Job 10 started on thread :12. wait time:300000ms. Time:8/29/2014 3:29:43 PM

job 10 finished on thread :12. 8/29/2014 3:34:43 PM

Job 11 started on thread :12. wait time:600000ms. Time:8/29/2014 3:34:43 PM

job 6 finished on thread :11. 8/29/2014 3:36:43 PM

Job 12 started on thread :11. wait time:300000ms. Time:8/29/2014 3:36:43 PM

job 12 finished on thread :11. 8/29/2014 3:41:43 PM

Job 13 started on thread :11. wait time:100000ms. Time:8/29/2014 3:41:43 PM

job 9 finished on thread :7. 8/29/2014 3:41:53 PM

Job 14 started on thread :7. wait time:300000ms.

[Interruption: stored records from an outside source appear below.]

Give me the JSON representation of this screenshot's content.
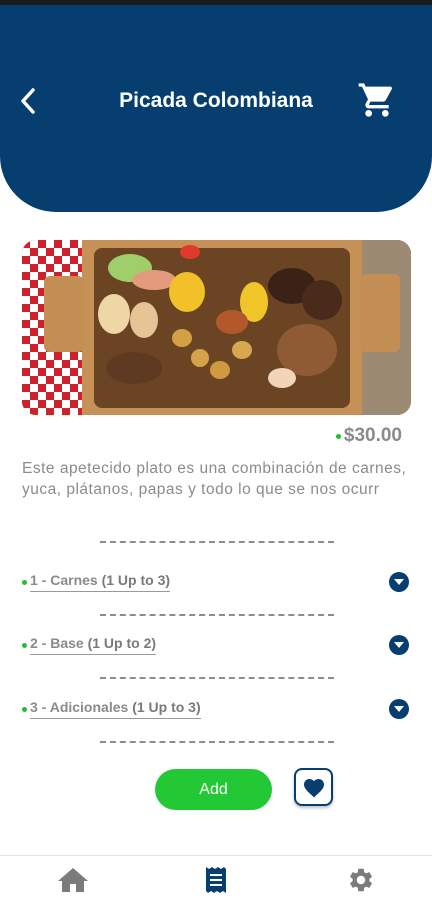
{
  "header": {
    "title": "Picada Colombiana",
    "back_icon": "chevron-left-icon",
    "cart_icon": "cart-icon"
  },
  "product": {
    "image_alt": "picada-platter-image",
    "price": "$30.00",
    "description": "Este apetecido plato es una combinación de carnes, yuca, plátanos, papas y todo lo que se nos ocurr"
  },
  "sections": [
    {
      "label": "1 - Carnes",
      "limit": "(1 Up to 3)"
    },
    {
      "label": "2 - Base",
      "limit": "(1 Up to 2)"
    },
    {
      "label": "3 - Adicionales",
      "limit": "(1 Up to 3)"
    }
  ],
  "actions": {
    "add_label": "Add",
    "favorite_icon": "heart-icon"
  },
  "bottom_nav": {
    "items": [
      {
        "icon": "home-icon"
      },
      {
        "icon": "receipt-icon"
      },
      {
        "icon": "gear-icon"
      }
    ]
  },
  "colors": {
    "brand": "#063e6f",
    "accent_green": "#22c935",
    "text_gray": "#8b8b8b"
  }
}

Time:8/29/2014 3:41:53 PM

job 13 finished on thread :11. 8/29/2014 3:43:23 PM

job 11 finished on thread :12. 8/29/2014 3:44:43 PM

job 5 finished on thread :14. 8/29/2014 3:44:58 PM

job 14 finished on thread :7. 8/29/2014 3:46:53 PM

job 2 finished on thread :13. 8/29/2014 4:14:43 PM


Solution

  • You can easily achieve what you need using TPL Dataflow.

    What you can do is use BufferBlock<T>, which is a buffer for storing you data, and link it together with an ActionBlock<T> which will consume those requests as they're coming in from the BufferBlock<T>.

    Now, the beauty here is that you can specify how many requests you want the ActionBlock<T> to handle concurrently using the ExecutionDataflowBlockOptions class.

    Here's a simplified console version, which processes a bunch of numbers as they're coming in, prints their name and Thread.ManagedThreadID:

    private static void Main(string[] args)
    {
        var bufferBlock = new BufferBlock<int>();
    
        var actionBlock =
            new ActionBlock<int>(i => Console.WriteLine("Reading number {0} in thread {1}",
                                      i, Thread.CurrentThread.ManagedThreadId),
                                 new ExecutionDataflowBlockOptions 
                                     {MaxDegreeOfParallelism = 5});
    
        bufferBlock.LinkTo(actionBlock);
        Produce(bufferBlock);
    
        Console.ReadKey();
    }
    
    private static void Produce(BufferBlock<int> bufferBlock)
    {
        foreach (var num in Enumerable.Range(0, 500))
        {
            bufferBlock.Post(num);
        }
    }
    

    You can also post them asynchronously if needed, using the awaitable BufferBlock.SendAsync

    That way, you let the TPL handle all the throttling for you without needing to do it manually.